Prax offers both a foil to the scientific rapaciousness of characters like Mao and access to the setting’s biases and prejudices. Although Avasarala, Bobbi, and Prax are people of color—Avasarala is of South Asian descent, Bobbi has Polynesian ancestry, and Prax has Chinese heritage—these racial differences are no longer the focus of bigotry. Instead, Prax is looked down on because he was raised in the outer planets, an economically depressed and politically powerless region whose residents Earth and Mars view as inferior. At the same time, Prax, a botanist, works to protect the lives of widely distributed populations in the downtrodden colonies by studying ways to grow food better. Unlike Mao, whose companies are willing to commit various atrocities to create weapons and have little regard for The Limits of Scientific Knowledge, Prax uses science for good. Prax’s moral universe and primary motivations are smaller than those of Avasarala and Bobbi: His primary goal is to locate his daughter. Questions of justice, interplanetary peace, or humanity’s fate do not enter his mind; he wants only to recover Mei.
Holden is a more archetypal rogue operator, the free radical with no set alliances. This makes him able to cross cultural boundaries and transgress expectations with ease.
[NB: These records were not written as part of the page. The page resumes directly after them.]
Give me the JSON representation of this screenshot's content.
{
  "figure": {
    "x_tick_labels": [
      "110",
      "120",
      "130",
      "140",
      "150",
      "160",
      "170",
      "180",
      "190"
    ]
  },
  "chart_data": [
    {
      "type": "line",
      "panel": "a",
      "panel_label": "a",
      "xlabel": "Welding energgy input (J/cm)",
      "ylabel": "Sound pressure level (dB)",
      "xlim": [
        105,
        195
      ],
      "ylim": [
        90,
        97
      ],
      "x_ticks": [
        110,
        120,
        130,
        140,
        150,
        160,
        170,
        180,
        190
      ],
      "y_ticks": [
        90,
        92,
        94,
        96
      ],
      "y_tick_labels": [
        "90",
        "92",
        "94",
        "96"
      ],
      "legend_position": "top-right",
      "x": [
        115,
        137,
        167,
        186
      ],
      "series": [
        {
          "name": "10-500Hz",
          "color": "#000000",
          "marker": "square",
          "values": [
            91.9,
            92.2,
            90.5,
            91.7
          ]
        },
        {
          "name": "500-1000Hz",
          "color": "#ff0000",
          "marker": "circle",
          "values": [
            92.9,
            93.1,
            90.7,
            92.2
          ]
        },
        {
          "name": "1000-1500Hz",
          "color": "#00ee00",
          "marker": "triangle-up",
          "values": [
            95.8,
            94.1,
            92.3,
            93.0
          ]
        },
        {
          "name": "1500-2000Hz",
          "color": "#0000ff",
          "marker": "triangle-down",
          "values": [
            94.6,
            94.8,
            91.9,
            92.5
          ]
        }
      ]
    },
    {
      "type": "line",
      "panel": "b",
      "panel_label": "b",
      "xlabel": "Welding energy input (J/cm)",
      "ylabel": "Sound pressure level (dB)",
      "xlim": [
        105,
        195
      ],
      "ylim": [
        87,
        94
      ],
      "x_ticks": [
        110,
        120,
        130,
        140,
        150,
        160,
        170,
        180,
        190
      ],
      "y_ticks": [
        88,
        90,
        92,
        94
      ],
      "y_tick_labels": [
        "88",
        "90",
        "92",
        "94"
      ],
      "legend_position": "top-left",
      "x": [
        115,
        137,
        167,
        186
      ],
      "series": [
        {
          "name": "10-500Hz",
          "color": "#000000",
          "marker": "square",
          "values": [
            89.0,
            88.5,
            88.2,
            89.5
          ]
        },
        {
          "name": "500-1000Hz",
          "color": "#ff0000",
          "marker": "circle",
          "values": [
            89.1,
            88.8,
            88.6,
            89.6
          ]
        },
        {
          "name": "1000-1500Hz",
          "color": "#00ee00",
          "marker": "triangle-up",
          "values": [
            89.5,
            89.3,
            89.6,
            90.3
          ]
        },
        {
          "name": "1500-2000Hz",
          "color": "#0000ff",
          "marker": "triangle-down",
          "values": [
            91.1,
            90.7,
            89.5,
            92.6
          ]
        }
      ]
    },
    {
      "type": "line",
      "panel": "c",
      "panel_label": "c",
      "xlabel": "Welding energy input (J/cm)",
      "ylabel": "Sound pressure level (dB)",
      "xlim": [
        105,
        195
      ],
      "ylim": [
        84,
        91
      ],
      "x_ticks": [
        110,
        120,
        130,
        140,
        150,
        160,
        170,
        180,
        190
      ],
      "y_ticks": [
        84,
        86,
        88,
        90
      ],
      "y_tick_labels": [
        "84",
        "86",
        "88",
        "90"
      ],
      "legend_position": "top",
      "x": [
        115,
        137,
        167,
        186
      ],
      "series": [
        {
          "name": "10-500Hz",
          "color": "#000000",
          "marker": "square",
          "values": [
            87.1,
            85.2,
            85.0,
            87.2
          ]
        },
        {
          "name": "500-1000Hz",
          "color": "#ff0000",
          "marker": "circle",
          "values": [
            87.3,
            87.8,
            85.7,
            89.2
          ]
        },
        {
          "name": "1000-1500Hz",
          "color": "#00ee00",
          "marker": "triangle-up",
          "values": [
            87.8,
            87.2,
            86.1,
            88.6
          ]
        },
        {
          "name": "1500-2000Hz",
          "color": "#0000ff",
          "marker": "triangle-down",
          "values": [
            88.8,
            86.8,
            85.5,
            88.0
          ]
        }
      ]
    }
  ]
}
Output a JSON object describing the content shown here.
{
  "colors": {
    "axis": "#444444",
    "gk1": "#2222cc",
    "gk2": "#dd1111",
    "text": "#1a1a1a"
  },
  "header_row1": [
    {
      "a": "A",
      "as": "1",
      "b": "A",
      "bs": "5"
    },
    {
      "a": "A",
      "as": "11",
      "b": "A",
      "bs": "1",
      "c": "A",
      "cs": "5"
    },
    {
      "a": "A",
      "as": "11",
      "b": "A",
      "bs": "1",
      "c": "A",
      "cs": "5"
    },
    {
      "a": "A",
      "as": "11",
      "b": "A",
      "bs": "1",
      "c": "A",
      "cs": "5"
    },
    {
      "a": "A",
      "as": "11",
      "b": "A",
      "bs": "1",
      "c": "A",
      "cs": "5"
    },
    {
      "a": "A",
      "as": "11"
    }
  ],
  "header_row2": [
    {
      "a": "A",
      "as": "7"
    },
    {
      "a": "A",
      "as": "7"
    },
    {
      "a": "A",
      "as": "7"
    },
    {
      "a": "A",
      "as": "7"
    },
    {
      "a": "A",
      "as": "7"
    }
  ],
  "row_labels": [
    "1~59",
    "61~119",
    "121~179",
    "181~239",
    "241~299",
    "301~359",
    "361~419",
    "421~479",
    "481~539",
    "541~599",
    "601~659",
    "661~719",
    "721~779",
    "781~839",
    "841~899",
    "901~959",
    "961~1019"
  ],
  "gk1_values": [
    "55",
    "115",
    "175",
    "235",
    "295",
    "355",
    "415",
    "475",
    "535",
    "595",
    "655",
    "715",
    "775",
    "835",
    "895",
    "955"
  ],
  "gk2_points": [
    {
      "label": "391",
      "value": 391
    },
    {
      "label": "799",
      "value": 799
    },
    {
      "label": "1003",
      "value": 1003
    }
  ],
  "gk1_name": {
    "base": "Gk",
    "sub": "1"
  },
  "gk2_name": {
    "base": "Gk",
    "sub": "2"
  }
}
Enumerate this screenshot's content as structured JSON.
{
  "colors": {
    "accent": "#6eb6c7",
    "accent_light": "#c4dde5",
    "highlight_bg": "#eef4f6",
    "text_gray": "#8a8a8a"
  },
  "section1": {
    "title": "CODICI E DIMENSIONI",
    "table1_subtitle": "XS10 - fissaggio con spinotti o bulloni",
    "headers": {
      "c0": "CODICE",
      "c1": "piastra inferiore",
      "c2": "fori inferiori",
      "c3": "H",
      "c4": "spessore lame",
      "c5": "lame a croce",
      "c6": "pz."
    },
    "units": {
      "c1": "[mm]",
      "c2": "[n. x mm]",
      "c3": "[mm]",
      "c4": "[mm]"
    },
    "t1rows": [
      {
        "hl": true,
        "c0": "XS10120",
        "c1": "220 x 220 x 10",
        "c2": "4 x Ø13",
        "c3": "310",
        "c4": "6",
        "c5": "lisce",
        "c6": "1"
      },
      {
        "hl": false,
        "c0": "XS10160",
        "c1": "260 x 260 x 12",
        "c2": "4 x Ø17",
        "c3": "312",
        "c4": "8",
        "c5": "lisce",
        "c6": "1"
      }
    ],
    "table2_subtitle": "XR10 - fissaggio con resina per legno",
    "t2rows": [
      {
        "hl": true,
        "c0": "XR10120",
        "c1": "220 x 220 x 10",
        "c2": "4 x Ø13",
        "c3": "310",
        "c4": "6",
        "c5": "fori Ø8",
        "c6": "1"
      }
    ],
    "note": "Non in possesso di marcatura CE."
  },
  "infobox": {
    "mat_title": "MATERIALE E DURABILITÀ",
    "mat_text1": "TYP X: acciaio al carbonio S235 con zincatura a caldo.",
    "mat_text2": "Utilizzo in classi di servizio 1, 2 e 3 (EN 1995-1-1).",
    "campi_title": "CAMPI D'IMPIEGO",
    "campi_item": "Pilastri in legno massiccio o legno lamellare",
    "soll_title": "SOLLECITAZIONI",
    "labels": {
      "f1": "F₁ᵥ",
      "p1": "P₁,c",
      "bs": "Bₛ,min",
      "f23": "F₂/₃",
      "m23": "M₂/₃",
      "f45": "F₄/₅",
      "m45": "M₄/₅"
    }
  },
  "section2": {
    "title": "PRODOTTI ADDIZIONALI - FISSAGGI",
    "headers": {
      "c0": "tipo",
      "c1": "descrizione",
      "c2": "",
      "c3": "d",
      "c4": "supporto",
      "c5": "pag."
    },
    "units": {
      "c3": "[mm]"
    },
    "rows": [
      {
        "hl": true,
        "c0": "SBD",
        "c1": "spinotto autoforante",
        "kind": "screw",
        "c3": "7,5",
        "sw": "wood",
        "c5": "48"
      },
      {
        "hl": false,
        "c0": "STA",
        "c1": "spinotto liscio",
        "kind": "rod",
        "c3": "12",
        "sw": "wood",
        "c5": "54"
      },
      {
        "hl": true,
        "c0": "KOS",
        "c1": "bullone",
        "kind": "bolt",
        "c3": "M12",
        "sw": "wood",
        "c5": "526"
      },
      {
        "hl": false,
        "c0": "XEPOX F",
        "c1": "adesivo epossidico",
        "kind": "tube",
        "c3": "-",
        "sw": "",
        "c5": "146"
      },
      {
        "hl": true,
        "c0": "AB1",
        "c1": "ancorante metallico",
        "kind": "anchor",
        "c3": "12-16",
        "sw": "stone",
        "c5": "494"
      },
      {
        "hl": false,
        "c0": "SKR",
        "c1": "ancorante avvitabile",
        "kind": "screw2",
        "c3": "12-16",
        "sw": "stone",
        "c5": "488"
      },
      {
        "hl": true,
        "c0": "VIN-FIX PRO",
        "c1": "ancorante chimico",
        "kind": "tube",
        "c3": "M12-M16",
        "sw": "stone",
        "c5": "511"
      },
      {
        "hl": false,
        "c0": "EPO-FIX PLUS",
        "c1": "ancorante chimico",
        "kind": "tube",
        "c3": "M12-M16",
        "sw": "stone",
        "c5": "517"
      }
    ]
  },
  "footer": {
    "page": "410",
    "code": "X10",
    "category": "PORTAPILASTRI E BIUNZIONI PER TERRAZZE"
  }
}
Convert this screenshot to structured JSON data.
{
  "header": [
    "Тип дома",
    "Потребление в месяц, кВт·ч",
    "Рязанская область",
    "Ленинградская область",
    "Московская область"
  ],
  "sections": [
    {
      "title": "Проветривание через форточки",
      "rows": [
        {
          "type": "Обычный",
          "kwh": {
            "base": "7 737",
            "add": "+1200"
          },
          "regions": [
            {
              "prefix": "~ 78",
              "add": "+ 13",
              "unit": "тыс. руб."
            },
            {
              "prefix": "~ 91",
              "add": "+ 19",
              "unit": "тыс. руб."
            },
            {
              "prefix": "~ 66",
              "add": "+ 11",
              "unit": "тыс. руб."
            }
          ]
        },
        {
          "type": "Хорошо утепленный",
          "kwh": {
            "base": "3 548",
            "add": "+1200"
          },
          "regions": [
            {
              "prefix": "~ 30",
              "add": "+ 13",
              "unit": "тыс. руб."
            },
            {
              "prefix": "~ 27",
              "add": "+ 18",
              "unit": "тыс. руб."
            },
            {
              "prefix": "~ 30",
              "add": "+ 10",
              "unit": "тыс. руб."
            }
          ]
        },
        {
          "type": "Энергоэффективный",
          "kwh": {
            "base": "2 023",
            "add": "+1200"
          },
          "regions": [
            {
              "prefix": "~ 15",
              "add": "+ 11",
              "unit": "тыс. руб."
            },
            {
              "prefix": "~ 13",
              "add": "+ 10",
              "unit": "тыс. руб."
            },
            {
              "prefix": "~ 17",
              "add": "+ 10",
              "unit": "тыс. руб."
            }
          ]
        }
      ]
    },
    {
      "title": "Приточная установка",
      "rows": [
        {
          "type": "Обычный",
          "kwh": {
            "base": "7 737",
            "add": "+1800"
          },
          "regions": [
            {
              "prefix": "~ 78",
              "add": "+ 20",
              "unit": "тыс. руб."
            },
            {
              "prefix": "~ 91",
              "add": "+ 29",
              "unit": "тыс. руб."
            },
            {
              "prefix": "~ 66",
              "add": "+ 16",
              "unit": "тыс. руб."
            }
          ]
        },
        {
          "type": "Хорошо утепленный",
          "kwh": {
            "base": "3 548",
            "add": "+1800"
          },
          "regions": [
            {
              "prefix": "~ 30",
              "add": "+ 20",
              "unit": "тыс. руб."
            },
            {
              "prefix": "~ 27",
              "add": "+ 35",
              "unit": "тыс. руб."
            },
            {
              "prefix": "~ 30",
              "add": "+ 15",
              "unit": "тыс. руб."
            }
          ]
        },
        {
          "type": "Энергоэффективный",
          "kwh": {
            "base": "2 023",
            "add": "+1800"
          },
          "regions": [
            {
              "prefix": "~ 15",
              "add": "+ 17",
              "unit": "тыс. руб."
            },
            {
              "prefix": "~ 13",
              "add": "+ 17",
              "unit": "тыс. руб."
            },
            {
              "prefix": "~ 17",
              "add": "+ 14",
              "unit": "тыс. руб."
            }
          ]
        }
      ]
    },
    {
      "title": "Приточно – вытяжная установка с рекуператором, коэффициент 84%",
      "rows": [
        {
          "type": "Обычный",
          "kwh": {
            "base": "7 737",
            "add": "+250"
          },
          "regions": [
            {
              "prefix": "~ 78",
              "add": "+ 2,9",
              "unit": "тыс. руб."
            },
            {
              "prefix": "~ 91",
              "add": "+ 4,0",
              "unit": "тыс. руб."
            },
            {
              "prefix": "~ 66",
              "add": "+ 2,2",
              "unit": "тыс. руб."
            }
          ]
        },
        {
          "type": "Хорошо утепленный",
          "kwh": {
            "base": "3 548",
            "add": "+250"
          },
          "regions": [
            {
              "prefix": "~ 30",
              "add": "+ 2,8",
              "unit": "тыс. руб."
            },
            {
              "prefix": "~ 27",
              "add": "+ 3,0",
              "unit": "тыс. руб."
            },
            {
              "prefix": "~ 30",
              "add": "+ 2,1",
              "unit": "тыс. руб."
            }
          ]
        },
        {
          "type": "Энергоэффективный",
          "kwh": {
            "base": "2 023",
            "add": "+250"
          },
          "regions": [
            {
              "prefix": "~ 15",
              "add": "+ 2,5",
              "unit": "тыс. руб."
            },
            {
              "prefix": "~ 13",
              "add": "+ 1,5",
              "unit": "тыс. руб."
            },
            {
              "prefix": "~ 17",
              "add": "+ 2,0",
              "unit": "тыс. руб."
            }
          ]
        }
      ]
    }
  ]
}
He grew up on Earth but left the military; he captains a stolen Martian spacecraft; and he currently works for the Outer Planetary Alliance, a peace-keeping entity which to Avasarala’s eyes is just shy of being a terrorist organization. Holden, because of his employment and his history of barely surviving events on Eros Station, holds an independent perspective on events that makes him the moral compass of the book. He is also well positioned to be the bridge between the many conflicting perspectives, identities, and belief systems of the protagonists and their allies, as the novel pushes these disparate people together.